Des examens de la vue réguliers devraient être considérés comme un élément de routine de vos soins de santé à mesure que vous vieillissez. Cela peut aider les prestataires de soins de santé à détecter les premiers signes de dégénérescence maculaire (y compris la formation de dépôts, appelés drusen, dans la rétine). Les examens de la vue peuvent également rechercher toute détérioration de votre vision si vous souffrez de DMLA.

Une façon de savoir si vous avez besoin d’un examen de la vue consiste à effectuer un test d’auto-assistance appelé grille d’Amsler. Le test, dans lequel vous regardez une grille de 4 pouces sur 4 pouces, peut suggérer que vous souffrez de DMLA si les lignes vous semblent ondulées ou si vous remarquez des zones sombres dans le champ de vision central. En plus de détecter la DMLA, la grille d’Amsler peut être utilisée quotidiennement pour surveiller la vision des personnes atteintes de DMLA.

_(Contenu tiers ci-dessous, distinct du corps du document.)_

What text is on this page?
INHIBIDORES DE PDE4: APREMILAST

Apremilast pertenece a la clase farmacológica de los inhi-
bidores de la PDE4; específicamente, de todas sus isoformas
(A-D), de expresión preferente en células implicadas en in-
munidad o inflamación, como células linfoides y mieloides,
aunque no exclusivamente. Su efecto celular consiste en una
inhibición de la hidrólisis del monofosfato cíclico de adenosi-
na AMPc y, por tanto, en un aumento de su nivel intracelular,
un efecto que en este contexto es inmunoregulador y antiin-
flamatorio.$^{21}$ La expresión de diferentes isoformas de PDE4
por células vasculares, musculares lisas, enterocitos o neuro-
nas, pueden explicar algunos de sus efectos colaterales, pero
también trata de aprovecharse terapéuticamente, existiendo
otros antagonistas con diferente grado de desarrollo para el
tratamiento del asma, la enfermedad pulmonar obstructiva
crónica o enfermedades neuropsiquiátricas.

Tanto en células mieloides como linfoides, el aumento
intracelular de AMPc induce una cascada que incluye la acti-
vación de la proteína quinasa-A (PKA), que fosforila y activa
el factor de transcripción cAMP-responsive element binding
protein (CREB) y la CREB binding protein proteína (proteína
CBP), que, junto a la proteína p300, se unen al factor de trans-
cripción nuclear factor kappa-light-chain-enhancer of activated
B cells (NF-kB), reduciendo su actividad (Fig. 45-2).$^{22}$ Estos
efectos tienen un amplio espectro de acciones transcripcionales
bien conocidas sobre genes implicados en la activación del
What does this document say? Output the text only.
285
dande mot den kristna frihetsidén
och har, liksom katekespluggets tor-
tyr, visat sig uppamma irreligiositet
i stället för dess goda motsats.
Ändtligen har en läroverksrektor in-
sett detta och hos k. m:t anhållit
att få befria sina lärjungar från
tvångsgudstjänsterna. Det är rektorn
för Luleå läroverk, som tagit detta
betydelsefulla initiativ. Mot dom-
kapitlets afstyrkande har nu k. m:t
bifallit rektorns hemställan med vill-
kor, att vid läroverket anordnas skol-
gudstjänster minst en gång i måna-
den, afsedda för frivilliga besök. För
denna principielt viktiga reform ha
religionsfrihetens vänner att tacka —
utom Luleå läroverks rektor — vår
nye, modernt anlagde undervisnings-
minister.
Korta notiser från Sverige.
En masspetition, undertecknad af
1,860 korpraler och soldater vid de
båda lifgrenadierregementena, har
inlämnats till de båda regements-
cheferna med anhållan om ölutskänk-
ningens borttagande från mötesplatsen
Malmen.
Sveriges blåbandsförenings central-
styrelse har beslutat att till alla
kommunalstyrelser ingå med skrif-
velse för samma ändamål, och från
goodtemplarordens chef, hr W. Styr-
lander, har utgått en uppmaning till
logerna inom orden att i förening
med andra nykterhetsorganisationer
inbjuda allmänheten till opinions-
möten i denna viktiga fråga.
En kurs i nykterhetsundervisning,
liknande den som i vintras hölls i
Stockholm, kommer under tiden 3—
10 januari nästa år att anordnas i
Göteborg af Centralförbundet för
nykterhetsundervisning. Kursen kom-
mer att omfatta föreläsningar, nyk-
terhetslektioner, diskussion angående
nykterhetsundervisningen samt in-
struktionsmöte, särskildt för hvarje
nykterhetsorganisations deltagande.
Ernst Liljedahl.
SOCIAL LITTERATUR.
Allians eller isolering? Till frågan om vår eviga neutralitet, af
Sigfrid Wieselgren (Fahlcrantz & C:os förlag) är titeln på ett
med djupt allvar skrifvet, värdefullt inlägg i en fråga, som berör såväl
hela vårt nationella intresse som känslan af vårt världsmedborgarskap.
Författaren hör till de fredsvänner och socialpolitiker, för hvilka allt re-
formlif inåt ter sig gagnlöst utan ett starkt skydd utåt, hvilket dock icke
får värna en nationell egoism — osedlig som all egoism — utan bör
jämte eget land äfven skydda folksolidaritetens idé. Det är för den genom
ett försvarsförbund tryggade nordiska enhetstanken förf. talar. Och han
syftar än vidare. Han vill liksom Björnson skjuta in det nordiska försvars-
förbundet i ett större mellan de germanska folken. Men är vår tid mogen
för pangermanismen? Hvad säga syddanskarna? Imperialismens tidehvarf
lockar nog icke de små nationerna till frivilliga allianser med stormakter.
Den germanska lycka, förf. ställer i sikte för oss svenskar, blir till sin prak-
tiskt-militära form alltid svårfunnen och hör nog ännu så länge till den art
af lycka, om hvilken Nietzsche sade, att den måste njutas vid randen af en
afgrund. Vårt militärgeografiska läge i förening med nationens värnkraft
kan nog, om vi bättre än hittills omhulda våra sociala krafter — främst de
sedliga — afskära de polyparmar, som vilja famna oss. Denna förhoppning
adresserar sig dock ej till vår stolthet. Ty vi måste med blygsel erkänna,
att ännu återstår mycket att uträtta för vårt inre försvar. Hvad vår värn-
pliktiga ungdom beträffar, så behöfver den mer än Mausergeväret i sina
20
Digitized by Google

Si une DMLA est suspectée, un ophtalmologiste appelé ophtalmologiste peut effectuer une série d’examens pour diagnostiquer la maladie, notamment :

  • Autofluorescence, un test non invasif pour vérifier le fonctionnement de l’épithélium pigmentaire rétinien, la couche de cellules située sous la rétine.
  • Ophtalmoscopie, réalisée après dilatation oculaire pour examiner visuellement la rétine, la choroïde et les vaisseaux sanguins
  • Imagerie rétinienne numérique, qui utilise une caméra spécialisée pour prendre des images rapprochées de la rétine et de la macula
  • Angiographie à la fluorescéine, en utilisant un colorant fluorescent injectable pour détecter les fuites dans les vaisseaux sanguins chez les personnes atteintes de DMLA humide
  • Tomographie par cohérence optique (OCT), un test non invasif en cabinet qui utilise une lumière laser pour détecter l’amincissement de la rétine, l’atrophie et les signes de DMLA humide et sèche.

Il existe également un appareil domestique appelé ForeseeHome Monitor qui peut détecter les modifications rétiniennes chez les personnes atteintes de DMLA sèche. L’appareil, approuvé par la Food and Drug Administration des États-Unis, est utilisé quotidiennement et sa réalisation prend trois minutes par œil.

Pour de nombreuses personnes, connaître son statut de DMLA constitue l’incitation nécessaire à apporter des changements importants à sa vie, notamment en arrêtant de fumer, en améliorant son régime alimentaire, en faisant de l’exercice et en perdant du poids.

La dégénérescence maculaire liée à l’âge est une maladie qui est autant influencée par le mode de vie que par la génétique sous-jacente. Ainsi, les choix que vous faites et les habitudes que vous prenez peuvent modifier considérablement votre risque de DMLA.

En fin de compte, il n’y a aucun inconvénient réel à arrêter de fumer, à maintenir un poids et une tension artérielle sains ou à réduire votre consommation de glucides simples. Toutes ces choses sont bénéfiques pour votre santé, que vous soyez atteint de DMLA ou non.

Si vous souffrez de DMLA, ces simples changements peuvent grandement contribuer à prévenir les complications de la maladie.